2. Execute phase constraints: Rules files (AGENTS.md, CLAUDE.md, .cursor/rules) survive across sessions and are injected automatically. Inline-disable rules disabled to prevent agents from suppressing violations. Spec Kitty’s /spec-kitty.tasks step contract augmented with constraint enforcement gates.

3. Verify phase quality gate: Separate Verifier agent checks each implementation against the spec, validates cross-service dependencies, flags violations before PR. Spec Kitty’s /spec-kitty.implement-review step contract augmented with adversarial verification.

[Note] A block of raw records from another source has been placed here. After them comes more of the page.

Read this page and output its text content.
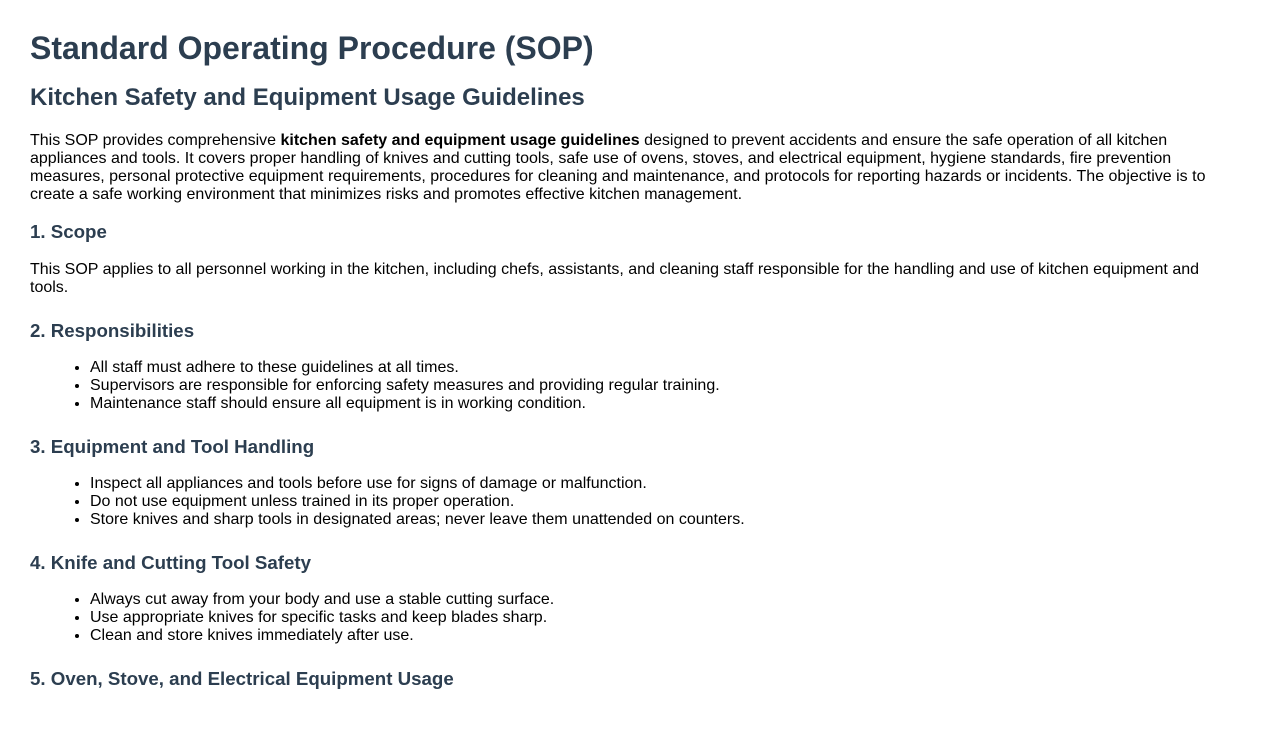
Standard Operating Procedure (SOP)
Kitchen Safety and Equipment Usage Guidelines

This SOP provides comprehensive kitchen safety and equipment usage guidelines designed to prevent accidents and ensure the safe operation of all kitchen appliances and tools. It covers proper handling of knives and cutting tools, safe use of ovens, stoves, and electrical equipment, hygiene standards, fire prevention measures, personal protective equipment requirements, procedures for cleaning and maintenance, and protocols for reporting hazards or incidents. The objective is to create a safe working environment that minimizes risks and promotes effective kitchen management.

1. Scope

This SOP applies to all personnel working in the kitchen, including chefs, assistants, and cleaning staff responsible for the handling and use of kitchen equipment and tools.

2. Responsibilities
• All staff must adhere to these guidelines at all times.
• Supervisors are responsible for enforcing safety measures and providing regular training.
• Maintenance staff should ensure all equipment is in working condition.
3. Equipment and Tool Handling
• Inspect all appliances and tools before use for signs of damage or malfunction.
• Do not use equipment unless trained in its proper operation.
• Store knives and sharp tools in designated areas; never leave them unattended on counters.
4. Knife and Cutting Tool Safety
• Always cut away from your body and use a stable cutting surface.
• Use appropriate knives for specific tasks and keep blades sharp.
• Clean and store knives immediately after use.
5. Oven, Stove, and Electrical Equipment Usage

4. Immutable agent config + permission boundaries: Prevents agents from expanding their own permissions through prompt injection (CVE-2025-11445 / Kilo Code).

5. Blast-radius control: Worktree isolation + Verifier agent as adversarial counterweight to implementors.

Does This Prevent Production Disasters?

The question is simple: how does this help a team get AI coding agents to produce good code without damaging production systems or customer data?

With harness engineering and the PEV loop:

• What can the agent touch? Pre-execution gates check workspace boundaries before any tool call. Worktree isolation limits each Implementor to files in its assigned scope.
• What context and policy must it receive? The six-element spec provides outcomes, constraints, decisions already made, and verification criteria. Spec Kitty’s charter governance layers add action-scoped policy from .kittify/charter/charter.md through doctrine synthesis.
• What tests prove the change? Verifier pass/fail records + CI exit codes show whether code meets specification constraints before merge.
• What blocks dangerous actions? Immutable agent config + permission boundaries prevent agents from expanding their own permissions through prompt injection. Hard CI gates block database access unless explicitly authorized in the spec.
• How does rollback work? Git worktree isolation means discarded changes restore cleanly. The Verifier’s rejection becomes structured context for correction, not a silently dropped error.

The harness engineering thesis answers the production-control question that spec-driven development alone cannot: what happens after the spec is written and the context is loaded? The answer is gates, constraints, and verification loops — not more review, but deterministic enforcement.